O diplomata fez a declaração durante conferência do clube de discussão internacional Valdai. Galuzin indicou que a região sofre tentativas de reconfiguração geopolítica para servir aos interesses ocidentais.
Essas ações buscam garantir acesso aos vastos recursos naturais da Ásia Central e controlar corredores de transporte estratégicos. O representante russo alertou que o objetivo final é criar um ambiente hostil à Rússia.
Os países da região seriam usados como trampolins para projetar ameaças diretas contra a segurança nacional russa. Galuzin descreveu essas iniciativas como parte de estratégia mais ampla para enfraquecer a influência russa no entorno imediato.

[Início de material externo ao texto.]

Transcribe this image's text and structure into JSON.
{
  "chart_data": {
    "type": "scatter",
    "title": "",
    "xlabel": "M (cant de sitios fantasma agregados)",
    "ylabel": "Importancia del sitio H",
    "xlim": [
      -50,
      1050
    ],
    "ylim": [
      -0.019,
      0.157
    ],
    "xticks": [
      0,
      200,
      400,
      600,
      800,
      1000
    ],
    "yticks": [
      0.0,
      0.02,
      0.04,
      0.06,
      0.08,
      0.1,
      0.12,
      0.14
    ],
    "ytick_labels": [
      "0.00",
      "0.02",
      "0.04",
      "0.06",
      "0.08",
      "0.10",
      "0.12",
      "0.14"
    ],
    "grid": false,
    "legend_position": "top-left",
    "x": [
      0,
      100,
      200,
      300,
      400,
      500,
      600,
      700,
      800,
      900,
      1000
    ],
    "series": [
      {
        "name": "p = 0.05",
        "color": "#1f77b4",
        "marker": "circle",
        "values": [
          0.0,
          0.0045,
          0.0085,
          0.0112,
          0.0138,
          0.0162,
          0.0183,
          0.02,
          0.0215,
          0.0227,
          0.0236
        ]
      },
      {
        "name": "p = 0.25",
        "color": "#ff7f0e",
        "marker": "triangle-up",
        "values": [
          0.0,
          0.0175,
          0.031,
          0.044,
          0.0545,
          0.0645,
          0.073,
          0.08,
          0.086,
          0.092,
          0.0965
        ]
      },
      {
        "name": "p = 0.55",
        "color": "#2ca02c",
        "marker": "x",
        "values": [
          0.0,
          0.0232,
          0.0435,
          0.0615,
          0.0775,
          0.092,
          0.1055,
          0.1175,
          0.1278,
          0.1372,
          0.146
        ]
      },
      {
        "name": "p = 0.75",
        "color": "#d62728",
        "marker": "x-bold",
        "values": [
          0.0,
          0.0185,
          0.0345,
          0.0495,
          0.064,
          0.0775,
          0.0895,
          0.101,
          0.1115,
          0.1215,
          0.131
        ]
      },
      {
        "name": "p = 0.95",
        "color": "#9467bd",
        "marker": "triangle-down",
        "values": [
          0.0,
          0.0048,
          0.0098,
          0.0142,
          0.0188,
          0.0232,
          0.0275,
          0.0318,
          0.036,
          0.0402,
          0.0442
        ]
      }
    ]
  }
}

A Ásia Central ocupa posição vital para Moscou tanto em termos de segurança quanto de rotas comerciais. A região inclui nações como Cazaquistão, Uzbequistão e Quirguistão, que mantêm laços históricos com a Rússia.
Galuzin defendeu que a estabilidade local é essencial para preservar parcerias econômicas e rotas de transporte. A Rússia enfrenta sanções econômicas e pressões políticas de países ocidentais neste contexto.
A disputa por influência na Ásia Central reflete uma competição maior por recursos e posições estratégicas. Conforme reportou o Sputnik, a Rússia tem ampliado esforços diplomáticos e econômicos para fortalecer laços com os Estados da Ásia Central.
O objetivo é impedir que a região se converta em plataforma para iniciativas hostis promovidas por potências ocidentais. Galuzin reforçou a importância de manter a cooperação entre Moscou e os países centro-asiáticos em segurança e economia.
Essa parceria permite contrabalançar as pressões externas que buscam alterar alinhamentos regionais. A Ásia Central integra a Iniciativa do Cinturão e Rota da China, da qual a Rússia também se beneficia.
Os dois países atuam para consolidar parcerias que preservem sua influência diante das movimentações ocidentais. O alerta de Galuzin evidencia a relevância estratégica da região nas disputas em curso.